Tighter payment terms have emerged as Nvidia moves to manage regulatory and political risk tied to the sale of its advanced H200 artificial intelligence chips to China. The U.S. chipmaker is now requiring Chinese customers to make full upfront payment for H200 orders, reflecting uncertainty over whether Beijing will ultimately approve the shipments, according to people familiar with the matter.

Under the revised terms, customers must pay the full amount at the time of ordering, with no option to cancel, seek refunds or alter configurations after orders are placed. In limited cases, buyers may be allowed to provide commercial insurance or asset collateral instead of cash, one of the sources said. Both people spoke on condition of anonymity because the policy is not public.

While Nvidia has historically required advance payments from Chinese clients, those arrangements previously allowed partial deposits in some cases. The H200, however, is subject to unusually strict enforcement, given the lack of clarity surrounding regulatory approvals in China. Nvidia and China’s industry ministry did not respond to requests for comment at the time of publication.

Chinese technology firms have already placed orders for more than two million H200 chips, each priced at about $27,000, according to a Reuters report last month. That demand far exceeds Nvidia’s current inventory of roughly 700,000 units, underscoring the importance of the Chinese market even as regulatory hurdles persist.

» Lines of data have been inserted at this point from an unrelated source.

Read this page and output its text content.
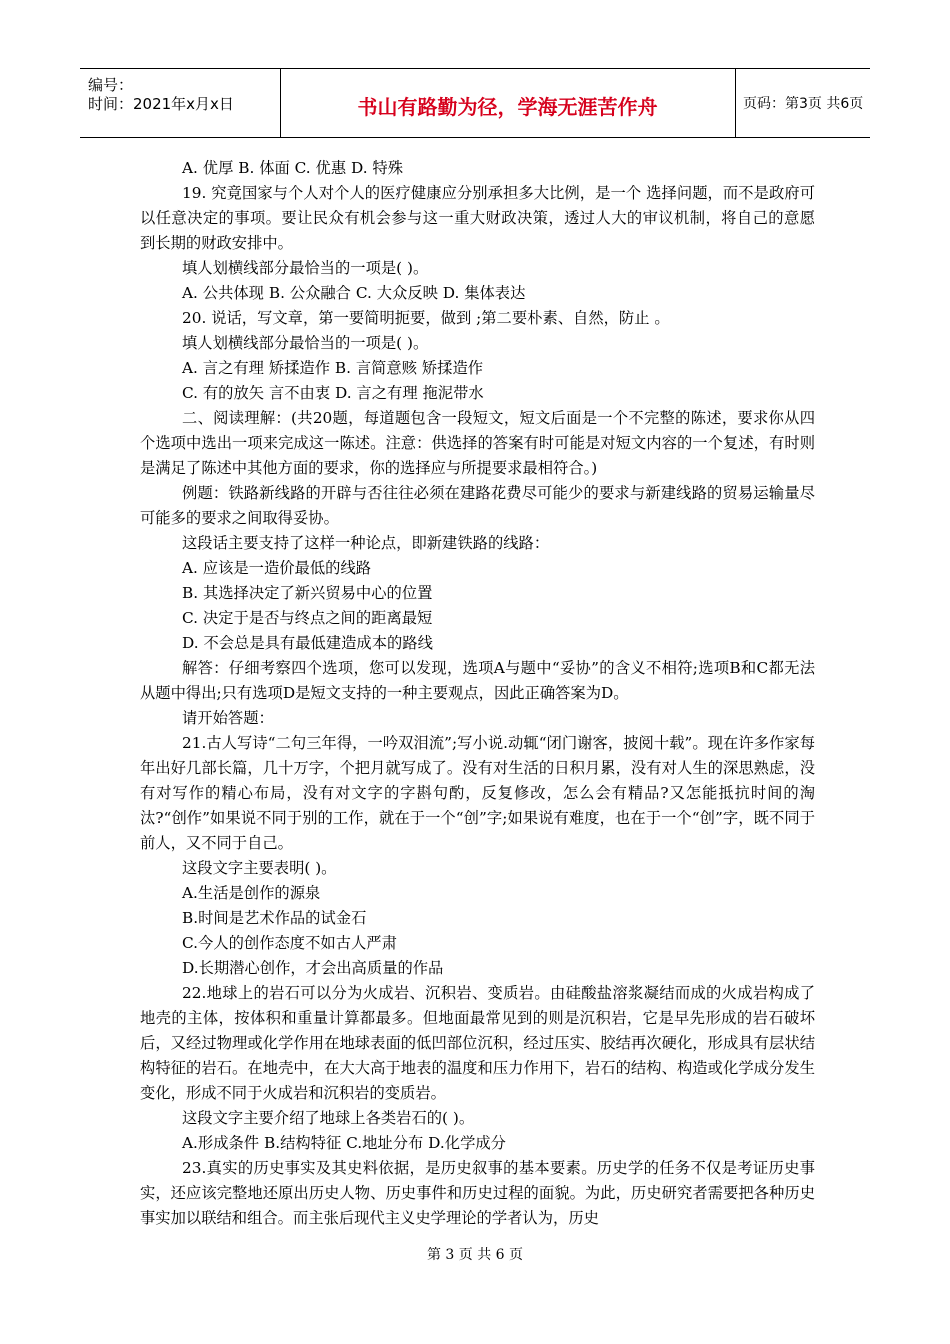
编号：
时间：2021年x月x日	书山有路勤为径，学海无涯苦作舟	页码：第3页 共6页

A. 优厚 B. 体面 C. 优惠 D. 特殊

19. 究竟国家与个人对个人的医疗健康应分别承担多大比例，是一个 选择问题，而不是政府可以任意决定的事项。要让民众有机会参与这一重大财政决策，透过人大的审议机制，将自己的意愿 到长期的财政安排中。

填人划横线部分最恰当的一项是( )。

A. 公共体现 B. 公众融合 C. 大众反映 D. 集体表达

20. 说话，写文章，第一要简明扼要，做到 ;第二要朴素、自然，防止 。

填人划横线部分最恰当的一项是( )。

A. 言之有理 矫揉造作 B. 言简意赅 矫揉造作

C. 有的放矢 言不由衷 D. 言之有理 拖泥带水

二、阅读理解：(共20题，每道题包含一段短文，短文后面是一个不完整的陈述，要求你从四个选项中选出一项来完成这一陈述。注意：供选择的答案有时可能是对短文内容的一个复述，有时则是满足了陈述中其他方面的要求，你的选择应与所提要求最相符合。)

例题：铁路新线路的开辟与否往往必须在建路花费尽可能少的要求与新建线路的贸易运输量尽可能多的要求之间取得妥协。

这段话主要支持了这样一种论点，即新建铁路的线路：

A. 应该是一造价最低的线路

B. 其选择决定了新兴贸易中心的位置

C. 决定于是否与终点之间的距离最短

D. 不会总是具有最低建造成本的路线

解答：仔细考察四个选项，您可以发现，选项A与题中“妥协”的含义不相符;选项B和C都无法从题中得出;只有选项D是短文支持的一种主要观点，因此正确答案为D。

请开始答题：

21.古人写诗“二句三年得，一吟双泪流”;写小说.动辄“闭门谢客，披阅十载”。现在许多作家每年出好几部长篇，几十万字，个把月就写成了。没有对生活的日积月累，没有对人生的深思熟虑，没有对写作的精心布局，没有对文字的字斟句酌，反复修改，怎么会有精品?又怎能抵抗时间的淘汰?“创作”如果说不同于别的工作，就在于一个“创”字;如果说有难度，也在于一个“创”字，既不同于前人，又不同于自己。

这段文字主要表明( )。

A.生活是创作的源泉

B.时间是艺术作品的试金石

C.今人的创作态度不如古人严肃

D.长期潜心创作，才会出高质量的作品

22.地球上的岩石可以分为火成岩、沉积岩、变质岩。由硅酸盐溶浆凝结而成的火成岩构成了地壳的主体，按体积和重量计算都最多。但地面最常见到的则是沉积岩，它是早先形成的岩石破坏后，又经过物理或化学作用在地球表面的低凹部位沉积，经过压实、胶结再次硬化，形成具有层状结构特征的岩石。在地壳中，在大大高于地表的温度和压力作用下，岩石的结构、构造或化学成分发生变化，形成不同于火成岩和沉积岩的变质岩。

这段文字主要介绍了地球上各类岩石的( )。

A.形成条件 B.结构特征 C.地址分布 D.化学成分

23.真实的历史事实及其史料依据，是历史叙事的基本要素。历史学的任务不仅是考证历史事实，还应该完整地还原出历史人物、历史事件和历史过程的面貌。为此，历史研究者需要把各种历史事实加以联结和组合。而主张后现代主义史学理论的学者认为，历史

第 3 页 共 6 页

Domestic alternatives remain limited. Although Chinese chipmakers such as Huawei have introduced AI processors like the Ascend 910C, those products still trail Nvidia’s H200 in performance for training large-scale, advanced AI models, making the U.S. firm’s chips highly sought after by China’s leading internet and technology companies.

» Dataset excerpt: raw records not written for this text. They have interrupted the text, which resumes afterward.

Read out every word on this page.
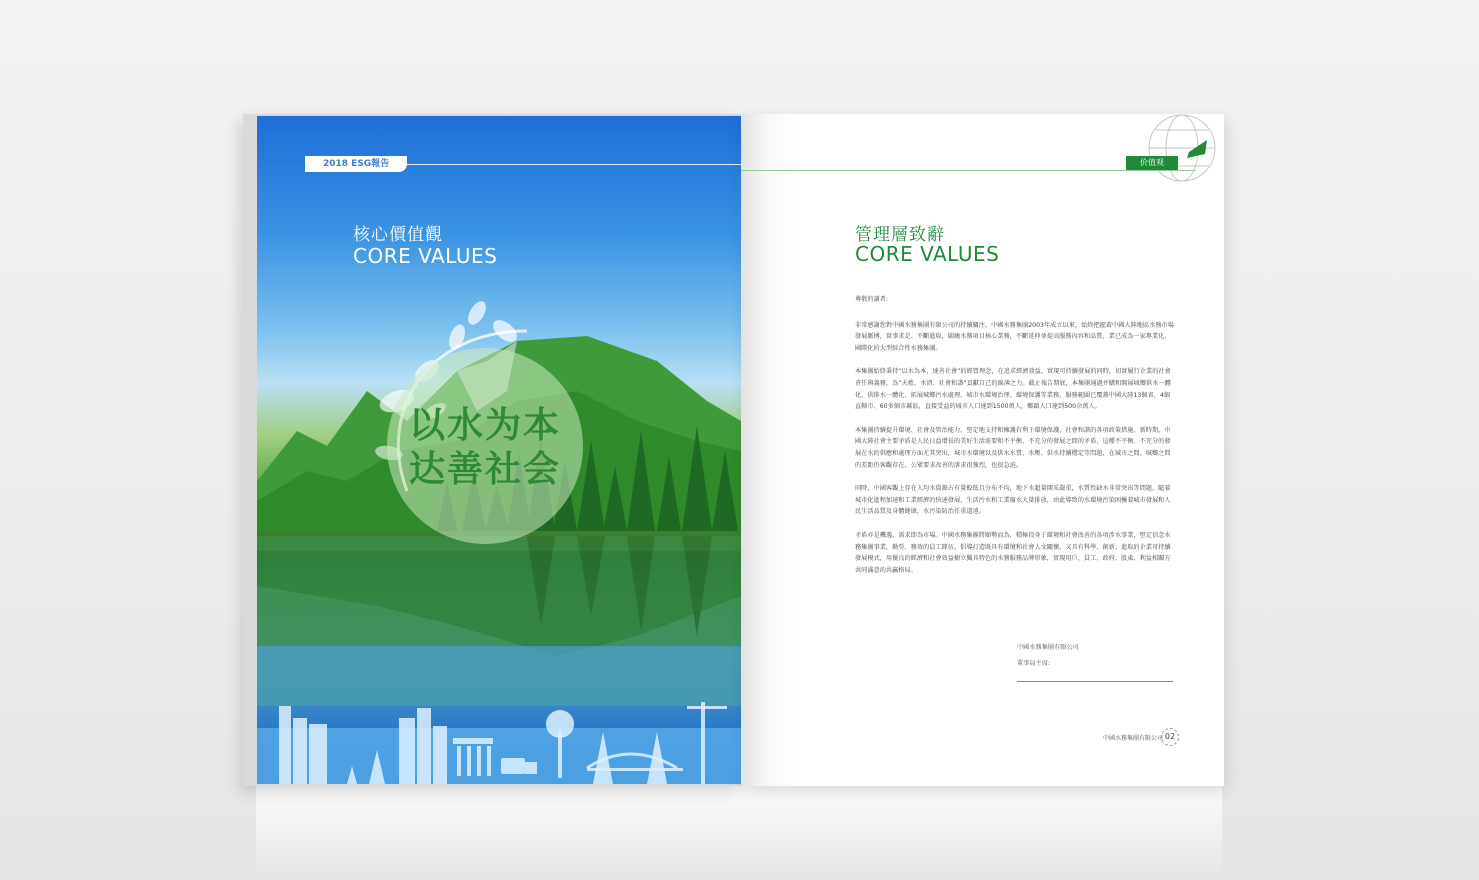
2018 ESG報告
核心價值觀
CORE VALUES
以水为本
达善社会
价值观
管理層致辭
CORE VALUES

尊敬的讀者:

非常感謝您對中國水務集團有限公司的持續關注。中國水務集團2003年成立以來，始終把握着中國大陸地區水務市場發展脈搏，實事求是、不斷進取，圍繞水務項目核心業務，不斷延伸並提高服務內容和品質，業已成為一家專業化、國際化的大型綜合性水務集團。

本集團始終秉持“以水為本，達善社會”的經營理念，在追求經濟效益、實現可持續發展的同時，切實履行企業的社會責任與義務，為“天藍、水清、社會和諧”貢獻自己的綿薄之力。截止報告期底，本集團通過并購和開展城鄉供水一體化、供排水一體化、拓展城鄉污水處理、城市水環境治理、環境保護等業務，服務範圍已覆蓋中國大陸13個省、4個直轄市、60多個市縣區，直接受益的城市人口達到1500萬人，鄉鎮人口達到500余萬人。

本集團持續提升環境、社會及管治能力，堅定地支持和擁護有利于環境保護、社會和諧的各項政策措施。新時期，中國大陸社會主要矛盾是人民日益增長的美好生活需要和不平衡、不充分的發展之間的矛盾，這種不平衡、不充分的發展在水的供應和處理方面尤其突出，城市水環境以及供水水質、水壓、供水持續穩定等問題，在城市之間、城鄉之間的差距仍客觀存在，公眾要求改善的訴求很強烈，也很急迫。

同時，中國客觀上存在人均水資源占有量較低且分布不均，地下水超量開采嚴重，水質性缺水非常突出等問題，隨着城市化進程加速和工業經濟的快速發展，生活污水和工業廢水大量排放，由此導致的水環境污染困擾着城市發展和人民生活品質及身體健康，水污染防治任重道遠。

矛盾亦是機遇，需求即為市場。中國水務集團將順勢而為，積極投身于環境和社會改善的各項涉水事業，堅定信念水務集團事業，勤勞、務效的員工隊伍，倡導打造既具有環境和社會人文關懷，又具有科學、創新、進取的企業可持續發展模式，用優良的經濟和社會效益樹立獨具特色的水務服務品牌形象，實現用戶、員工、政府、股東、利益相關方共同滿意的共贏格局。

中國水務集團有限公司
董事局主席:
中國水務集團有限公司 02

Regulatory signals from Beijing remain mixed. Bloomberg reported on Thursday that China may approve some H200 imports as early as this quarter, allowing purchases for select commercial uses while barring the military, sensitive government agencies, critical infrastructure and state-owned enterprises on security grounds. At the same time, Chinese regulators have reportedly asked some tech firms to temporarily pause H200 orders while officials determine how many domestically produced chips must be purchased alongside each Nvidia chip. The Information first reported the pause earlier this week.

Nvidia chief executive Jensen Huang said on Tuesday that demand for the H200 was “quite high” and that the company had accelerated its supply chain to increase output. He added that he did not expect a formal approval announcement from China, noting instead that the ability to place purchase orders would signal regulatory clearance.

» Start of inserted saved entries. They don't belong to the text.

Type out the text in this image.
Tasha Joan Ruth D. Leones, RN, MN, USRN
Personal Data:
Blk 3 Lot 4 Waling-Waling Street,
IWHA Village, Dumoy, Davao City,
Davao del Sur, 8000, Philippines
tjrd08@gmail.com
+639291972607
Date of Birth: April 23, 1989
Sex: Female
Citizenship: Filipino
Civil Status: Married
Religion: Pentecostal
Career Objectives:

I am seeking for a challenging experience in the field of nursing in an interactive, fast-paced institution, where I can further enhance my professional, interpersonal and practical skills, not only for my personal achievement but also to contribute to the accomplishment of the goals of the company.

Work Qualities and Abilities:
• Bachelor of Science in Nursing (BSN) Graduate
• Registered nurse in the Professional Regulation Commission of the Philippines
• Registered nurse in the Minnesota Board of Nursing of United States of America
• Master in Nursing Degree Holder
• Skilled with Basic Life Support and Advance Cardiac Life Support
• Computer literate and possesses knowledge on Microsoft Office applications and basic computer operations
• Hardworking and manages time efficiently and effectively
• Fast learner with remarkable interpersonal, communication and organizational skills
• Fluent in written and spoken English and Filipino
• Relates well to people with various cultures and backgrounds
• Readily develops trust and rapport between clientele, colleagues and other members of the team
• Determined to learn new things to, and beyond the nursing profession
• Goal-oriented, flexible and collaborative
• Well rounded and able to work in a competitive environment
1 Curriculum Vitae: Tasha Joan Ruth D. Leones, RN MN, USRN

The tougher payment structure highlights Nvidia’s attempt to balance surging Chinese demand against regulatory uncertainty on both sides of the Pacific. Although the Biden administration had previously banned exports of advanced AI chips to China, President Donald Trump reversed that policy last month, allowing H200 sales subject to a 25 per cent fee paid to the U.S. government.

Nvidia’s caution is informed by past losses. Last year, the company wrote down $5.5 billion in inventory after a sudden ban on sales of the H20 chip to China. While the U.S. later reversed that restriction, China subsequently blocked H20 shipments, leaving Nvidia exposed to shifting policy decisions.

By requiring full upfront payment for the H200, Nvidia effectively transfers much of the financial risk to its customers, who must commit capital without certainty that imports will be approved or that deployment plans will proceed as intended. For Chinese buyers, however, the chip represents a major upgrade: the H200 delivers roughly six times the performance of the now-blocked H20 and is currently Nvidia’s second-most powerful AI processor.

Initial H200 orders are expected to be fulfilled from existing inventory, with the first shipments anticipated before the Lunar New Year holiday in mid-February. Nvidia has also approached Taiwan Semiconductor Manufacturing Co to expand production capacity, with additional manufacturing slated to begin in the second quarter of 2026.

Expanding capacity comes at a challenging time for the company, which is simultaneously transitioning from its Blackwell chips to the next-generation Rubin architecture and competing with major players such as Alphabet’s Google for advanced manufacturing slots at TSMC.